My Book Review Of Another Bullshit Night In Suck City

My book review

Another Bullshit Night In Suck City [on which the film Being Flynn is based] is Nick Flynn’s autobiographical memoir, yet it is as much his story as it is his father’s story, especially apropos because his father’s “literary masterpiece,” will not see the light of day save through his son’s pen. It’s as though through the chain of words, like a literary trail of crumbs, he is attempting to both know and locate his absentee father. The book simultaneously constructs a father out of letters and words, and masterfully documents Nick’s bifurcated take on him—equal parts fascination with this man who or may not be the literary genius he proclaims himself to be and equal parts dread that he may be “like his father.”

Another Bullshit Night In Suck City is set in and around Boston, where Nick grows up with his brother, raised by his far-too-overworked Mom, after his father leaves when he is 4. After a stint in jail and a series of alcohol-induced screw ups, Jonathan resurfaces when he comes to the homeless shelter where Nick works. His limited sense of his father up to that point comes from the bravado-laden letters to Nick, filled with Jonathan’s self-avowals about his earned spot in the pantheon of great American writers and his always upcoming but never really materializing masterpiece of a novel. While Jonathan manifests as an absence in his son’s life, his non-presence couldn’t be more momentous to Nick, not the least of which because Nick is a writer. That very absence is ample kindle for the “who am I and what is my blood” fire and the mythos of him can only grow by virtue of his larger-than-life persona. At its most fundamental level, the source of the tension of their father-son relationship is not wanting to be like his “deadbeat Dad” while wondering how much like him he really is, especially if he really is the undiscovered writing genius he says he is. Discovering the family history is, thus, a road to a more complete sense of personhood yet it is littered with emotional potholes and craters.

Nick Flynn is a talented poet and it shines in his prose, which often flows like a Zen koan. For one, the story is not told chronologically and relies on some really interesting devices—there is a play in one of the chapters, a poem in another, extended allegories in several other spots, like the ones about Noah and Dostoevsky. His language is phenomenally rich and vibrant and beats with a life of its own. And more importantly, while the subject matter is sad, it is not lugubrious or self-pitying, nor is it matter-of-fact. A beautifully-written, instantly gripping story, refreshingly devoid of hero-villain dichotomies, Another Bullshit Night in Suck City’s title rings especially true–this story could take place in any city, on any night. One gets the sense that this is some kind of archetypal tragi-comic play that has been and will be acted out eternally: “Each man has a role—one will be the lunatic king, one will be the fool. One will offer dire warnings, one will plot against us, one will try to help.” And the role of the son will, inevitably, be played by Nick or someone else. The parts of the book that narrate Nick’s time at the Pine Street Inn offer a rare glimpse into the lives of the nameless and the faceless. Nick steers clear of moralistic asides, instead opting to offer us a glimpse of the daily but not the pedestrian. “Nothing in this shelter makes more sense, makes me understand my purpose more, than to kill bugs on a homeless man’s flesh, to dress him well in donated, cast-off clothes, to see him the next day laughing besides a burning barrel.”

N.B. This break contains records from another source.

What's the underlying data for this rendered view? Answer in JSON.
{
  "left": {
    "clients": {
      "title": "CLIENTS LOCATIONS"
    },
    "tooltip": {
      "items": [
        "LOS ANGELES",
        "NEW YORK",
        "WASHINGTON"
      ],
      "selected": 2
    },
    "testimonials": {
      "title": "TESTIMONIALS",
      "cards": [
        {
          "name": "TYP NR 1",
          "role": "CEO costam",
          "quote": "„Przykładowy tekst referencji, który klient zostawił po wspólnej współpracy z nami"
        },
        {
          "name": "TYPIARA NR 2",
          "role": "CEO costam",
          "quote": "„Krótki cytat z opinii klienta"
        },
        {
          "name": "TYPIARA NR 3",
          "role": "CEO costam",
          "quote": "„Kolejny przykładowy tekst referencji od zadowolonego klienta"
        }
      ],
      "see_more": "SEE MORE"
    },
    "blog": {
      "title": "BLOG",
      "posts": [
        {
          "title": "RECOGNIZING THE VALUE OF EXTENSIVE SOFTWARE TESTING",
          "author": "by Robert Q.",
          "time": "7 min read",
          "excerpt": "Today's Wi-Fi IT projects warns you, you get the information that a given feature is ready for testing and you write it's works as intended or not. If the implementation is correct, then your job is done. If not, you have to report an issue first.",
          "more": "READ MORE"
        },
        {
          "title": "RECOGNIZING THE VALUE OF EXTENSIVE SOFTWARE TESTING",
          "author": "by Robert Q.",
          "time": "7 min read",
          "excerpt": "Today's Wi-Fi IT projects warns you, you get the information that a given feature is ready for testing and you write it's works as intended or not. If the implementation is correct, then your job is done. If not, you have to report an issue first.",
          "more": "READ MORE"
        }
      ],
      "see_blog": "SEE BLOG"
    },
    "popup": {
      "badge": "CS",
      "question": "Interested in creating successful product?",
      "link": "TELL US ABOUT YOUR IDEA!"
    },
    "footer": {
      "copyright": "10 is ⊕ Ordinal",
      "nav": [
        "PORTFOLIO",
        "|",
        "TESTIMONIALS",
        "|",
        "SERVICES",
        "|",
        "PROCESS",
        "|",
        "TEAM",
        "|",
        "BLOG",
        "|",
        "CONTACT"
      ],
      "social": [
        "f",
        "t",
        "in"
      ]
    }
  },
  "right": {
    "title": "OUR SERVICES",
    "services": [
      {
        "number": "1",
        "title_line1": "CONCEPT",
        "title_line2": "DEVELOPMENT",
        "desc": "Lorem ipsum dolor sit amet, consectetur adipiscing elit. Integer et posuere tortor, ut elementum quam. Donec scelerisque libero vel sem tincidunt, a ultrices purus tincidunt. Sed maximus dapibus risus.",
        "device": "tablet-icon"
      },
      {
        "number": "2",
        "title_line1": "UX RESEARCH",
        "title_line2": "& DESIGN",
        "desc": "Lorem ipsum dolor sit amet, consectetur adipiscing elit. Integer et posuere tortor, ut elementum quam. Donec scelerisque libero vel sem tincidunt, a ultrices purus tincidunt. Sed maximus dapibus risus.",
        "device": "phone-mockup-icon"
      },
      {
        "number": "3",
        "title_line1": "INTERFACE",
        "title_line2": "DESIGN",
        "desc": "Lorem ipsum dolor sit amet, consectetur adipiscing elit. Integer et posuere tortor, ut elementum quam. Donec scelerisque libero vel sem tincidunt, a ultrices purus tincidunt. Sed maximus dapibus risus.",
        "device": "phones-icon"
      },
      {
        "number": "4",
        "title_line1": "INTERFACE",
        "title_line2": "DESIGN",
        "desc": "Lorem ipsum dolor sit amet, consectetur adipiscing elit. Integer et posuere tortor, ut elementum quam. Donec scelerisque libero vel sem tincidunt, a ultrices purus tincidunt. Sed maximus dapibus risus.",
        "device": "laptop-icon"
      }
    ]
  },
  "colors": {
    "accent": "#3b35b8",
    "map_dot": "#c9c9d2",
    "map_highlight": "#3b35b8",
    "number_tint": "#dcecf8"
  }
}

Another Bullshit Night In Suck City is, essentially, about homelessness—literally and in the sense of being permanently lost and adrift in the sea of life. Nick Flynn’s metaphor of standing in one place, if you are lost, so you may be found is especially poignant when he adds, “but they never tell you what to do if both of you are lost, and you both end up in the same place, waiting.” Later on, he continues, “I see no end to being lost. It isn’t a station you reach but just the general state of going down.” The novel is haunted by the specter of the ever-presence yet utter invisibility of being lost, especially palpable and trenchant when personified by the ghosts of the homeless who are seemingly all around us, yet entirely invisible to us. The vent that his father sleeps on in the winter is no less a prison because it has no walls: “The blower is a room of heat with no walls. My father stands in this room, an invisible man in an invisible room in an invisible city.” He has “plenty of places to go, but no place to be.”